Yahoo has proposed a $117.5 million settlement to a class-action lawsuit involving multiple data breaches between 2013 and 2016. The company originally thought 1 billion people were affected by those breaches; it raised that number to 3 billion in October 2017. But the number of people who participated in the lawsuit is significantly lower, with Reuters today reporting that the settlement could be split between 194 million people.

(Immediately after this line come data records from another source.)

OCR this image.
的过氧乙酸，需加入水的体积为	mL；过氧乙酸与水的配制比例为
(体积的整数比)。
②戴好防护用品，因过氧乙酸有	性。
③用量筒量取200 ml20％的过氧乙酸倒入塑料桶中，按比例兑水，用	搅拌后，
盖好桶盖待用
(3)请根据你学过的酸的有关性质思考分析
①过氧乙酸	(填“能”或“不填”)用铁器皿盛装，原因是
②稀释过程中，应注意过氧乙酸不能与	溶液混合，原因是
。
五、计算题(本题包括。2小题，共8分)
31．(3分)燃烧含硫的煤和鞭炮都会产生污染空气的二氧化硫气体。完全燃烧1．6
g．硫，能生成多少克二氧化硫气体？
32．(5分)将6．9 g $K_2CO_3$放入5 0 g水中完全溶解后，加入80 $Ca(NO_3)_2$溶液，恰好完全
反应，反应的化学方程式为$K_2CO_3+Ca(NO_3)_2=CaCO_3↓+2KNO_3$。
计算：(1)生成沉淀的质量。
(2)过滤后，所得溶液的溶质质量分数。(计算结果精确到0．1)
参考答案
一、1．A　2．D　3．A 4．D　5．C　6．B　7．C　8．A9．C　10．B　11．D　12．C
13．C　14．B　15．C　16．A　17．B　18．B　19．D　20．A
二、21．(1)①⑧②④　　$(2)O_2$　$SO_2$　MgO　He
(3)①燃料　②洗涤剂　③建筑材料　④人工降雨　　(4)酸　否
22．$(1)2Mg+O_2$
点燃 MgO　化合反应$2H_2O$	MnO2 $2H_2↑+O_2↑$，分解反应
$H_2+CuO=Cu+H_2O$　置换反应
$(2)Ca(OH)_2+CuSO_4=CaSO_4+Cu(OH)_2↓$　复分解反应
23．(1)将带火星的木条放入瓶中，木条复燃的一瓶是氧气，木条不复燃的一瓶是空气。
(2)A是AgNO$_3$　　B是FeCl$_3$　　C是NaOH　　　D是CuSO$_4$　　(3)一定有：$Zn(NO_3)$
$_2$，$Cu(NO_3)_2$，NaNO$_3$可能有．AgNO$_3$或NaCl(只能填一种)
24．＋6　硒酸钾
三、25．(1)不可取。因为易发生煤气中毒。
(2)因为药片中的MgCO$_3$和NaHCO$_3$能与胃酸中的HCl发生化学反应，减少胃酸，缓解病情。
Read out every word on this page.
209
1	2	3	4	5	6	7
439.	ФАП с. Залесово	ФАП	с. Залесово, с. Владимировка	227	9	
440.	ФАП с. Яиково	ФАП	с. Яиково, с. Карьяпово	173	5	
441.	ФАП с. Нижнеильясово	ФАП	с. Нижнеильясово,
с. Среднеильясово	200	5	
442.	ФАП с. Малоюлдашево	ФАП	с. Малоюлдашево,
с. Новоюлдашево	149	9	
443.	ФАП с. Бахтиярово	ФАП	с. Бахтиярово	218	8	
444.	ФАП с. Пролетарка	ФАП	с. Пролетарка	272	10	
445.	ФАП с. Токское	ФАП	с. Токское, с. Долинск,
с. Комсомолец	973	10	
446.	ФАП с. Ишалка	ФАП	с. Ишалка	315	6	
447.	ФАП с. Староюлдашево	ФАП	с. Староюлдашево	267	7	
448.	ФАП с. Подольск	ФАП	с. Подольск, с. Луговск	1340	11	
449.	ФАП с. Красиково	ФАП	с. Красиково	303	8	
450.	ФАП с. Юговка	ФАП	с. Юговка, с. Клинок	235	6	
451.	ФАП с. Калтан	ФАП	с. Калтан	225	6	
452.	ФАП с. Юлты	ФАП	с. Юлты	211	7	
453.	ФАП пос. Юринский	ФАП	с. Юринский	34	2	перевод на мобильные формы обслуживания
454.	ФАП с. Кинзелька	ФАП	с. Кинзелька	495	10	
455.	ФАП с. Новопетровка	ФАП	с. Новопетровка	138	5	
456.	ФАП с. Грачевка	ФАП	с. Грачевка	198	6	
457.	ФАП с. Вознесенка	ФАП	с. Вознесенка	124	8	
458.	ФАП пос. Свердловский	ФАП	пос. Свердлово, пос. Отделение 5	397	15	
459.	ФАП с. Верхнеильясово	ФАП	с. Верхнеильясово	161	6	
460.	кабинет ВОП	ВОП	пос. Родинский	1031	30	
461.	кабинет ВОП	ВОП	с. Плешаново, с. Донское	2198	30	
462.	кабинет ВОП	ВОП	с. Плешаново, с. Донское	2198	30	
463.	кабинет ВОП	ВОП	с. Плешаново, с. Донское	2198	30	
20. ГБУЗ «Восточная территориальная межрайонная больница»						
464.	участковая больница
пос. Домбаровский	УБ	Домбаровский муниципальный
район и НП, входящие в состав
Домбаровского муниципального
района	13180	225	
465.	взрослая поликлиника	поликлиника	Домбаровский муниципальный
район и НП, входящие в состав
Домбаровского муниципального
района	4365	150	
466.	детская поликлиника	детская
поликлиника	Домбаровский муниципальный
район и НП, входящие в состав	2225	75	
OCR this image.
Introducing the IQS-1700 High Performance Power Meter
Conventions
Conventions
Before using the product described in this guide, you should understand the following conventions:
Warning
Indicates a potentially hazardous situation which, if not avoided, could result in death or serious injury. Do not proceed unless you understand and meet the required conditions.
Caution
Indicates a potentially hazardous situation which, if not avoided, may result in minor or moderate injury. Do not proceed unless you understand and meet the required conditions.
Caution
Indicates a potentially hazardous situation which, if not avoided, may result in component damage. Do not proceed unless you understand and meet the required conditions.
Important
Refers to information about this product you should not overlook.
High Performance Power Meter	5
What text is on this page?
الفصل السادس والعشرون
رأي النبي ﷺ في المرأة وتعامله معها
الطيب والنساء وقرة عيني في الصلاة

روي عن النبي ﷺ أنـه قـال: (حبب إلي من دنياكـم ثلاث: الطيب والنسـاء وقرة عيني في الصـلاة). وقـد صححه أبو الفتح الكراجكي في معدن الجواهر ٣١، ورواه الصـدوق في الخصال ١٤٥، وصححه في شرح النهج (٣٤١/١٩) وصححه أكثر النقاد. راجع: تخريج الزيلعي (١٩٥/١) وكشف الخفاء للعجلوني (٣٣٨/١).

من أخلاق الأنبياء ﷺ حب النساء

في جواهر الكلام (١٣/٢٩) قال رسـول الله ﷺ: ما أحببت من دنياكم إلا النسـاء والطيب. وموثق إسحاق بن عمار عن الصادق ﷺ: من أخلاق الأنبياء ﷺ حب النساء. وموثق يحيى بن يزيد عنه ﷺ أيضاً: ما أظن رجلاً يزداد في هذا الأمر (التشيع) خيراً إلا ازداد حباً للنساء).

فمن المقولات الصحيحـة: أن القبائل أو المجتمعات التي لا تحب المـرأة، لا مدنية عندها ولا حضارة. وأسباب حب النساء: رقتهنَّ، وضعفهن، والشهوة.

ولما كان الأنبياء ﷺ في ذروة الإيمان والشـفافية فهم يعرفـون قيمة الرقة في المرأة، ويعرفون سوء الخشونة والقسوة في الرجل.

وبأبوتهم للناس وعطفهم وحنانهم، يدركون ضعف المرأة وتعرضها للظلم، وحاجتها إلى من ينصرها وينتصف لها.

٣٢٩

The proposed settlement requires approval from U.S. District Judge Lucy Koh, who denied a previous offer because it wasn't “fundamentally fair, adequate and reasonable." Reuters said the new proposal is much more specific: it's offering "at least $55 million for victims’ out-of-pocket expenses and other costs, $24 million for two years of credit monitoring, up to $30 million for legal fees and up to $8.5 million for other expenses."
This settlement would also see Verizon, Yahoo's parent company, up its spending on security to $306 million between 2019 and 2022. Yahoo spent one-fifth that amount between 2013 and 2016. Verizon also said it would quadruple Yahoo's security staff in that timeframe to bolster its defenses and make sure it can better respond to breaches after they occur.
As a reminder, Verizon was originally supposed to acquire Yahoo for $4.83 billion, but the amount was reduced to $4.48 billion after Yahoo revealed more information about the breaches. It's not hard to guess why. Yahoo disclosed the largest data breach in history after it agreed to be acquired by Verizon. Verizon wrote off Yahoo's value in December 2018, and now it's going to have to spend hundreds of millions of dollars as part of this settlement.
That number could always rise, too, depending on whether or not Koh accepts the proposed settlement. One of the plaintiffs' lawyers already said $117.5 million is the "biggest common fund ever obtained in a data breach case," according to Reuters. But that doesn't mean it'll be enough. Compromising information about nearly 40 percent the global population shouldn't be taken lightly.